Members applaud the overall approach.
“It’s nice to have a group of men to keep yourself accountable,” says member Rebello. “The weekly meetings give me a sense of direction and support. Guys need a sense of community and bonding. With The King’s Men, there’s a genuine sense of wanting to help you as a guy.”
Co-founder Houck details how that mutual help works in the formation element.
“Each week men will make a commitment to growing in holiness for the week,” he says. “That can mean trying to develop virtues to combat a root sin. It may be as simple as getting more organized in life, or not forgetting morning prayer.”
The sacraments are the source and summit of this apostolate, Houck continues. Confession is always available at the conferences, and often at meetings. Conferences end with the Holy Mass.
Father Chavez sees how the men’s experience of confession differs from that at normal weekly parish confessions.
“They’re facing Christ in a masculine way,” he says. “They see Christ as a true divine fatherly mentor — not just one who assesses their sins.”

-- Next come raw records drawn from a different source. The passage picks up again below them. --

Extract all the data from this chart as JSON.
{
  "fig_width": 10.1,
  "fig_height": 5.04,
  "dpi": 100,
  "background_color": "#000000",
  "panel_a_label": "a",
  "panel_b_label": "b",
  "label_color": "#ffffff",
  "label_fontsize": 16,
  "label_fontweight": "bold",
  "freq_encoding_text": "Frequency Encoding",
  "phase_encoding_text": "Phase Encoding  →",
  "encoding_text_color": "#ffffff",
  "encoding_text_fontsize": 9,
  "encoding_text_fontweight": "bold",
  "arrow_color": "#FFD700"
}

Same for the Mass, where men bond in the Eucharist, according to Father Chavez. “It gives them a closer identity to the Church. They can bond as men under the seal of Jesus Christ,” explains the priest. “They’re experiencing something powerful to begin with, and all the more so when they’re at the Mass with Jesus Christ, their true mentor.”
Because these fruits are generating interest in The King’s Men in the greater Philadelphia area, the co-founders are putting together a manual for men wanting to start groups elsewhere. These fruits can then multiply.
“It’s all part of what will become a big vision for the Church when men finally stand up in society,” says Father Chavez. “If we’re going to be effective against the evils of abortion, pornography and homosexuality, men are going to have to learn how to band together and be united in their efforts.”
Staff writer Joseph Pronechen writes from Trumbull, Connecticut.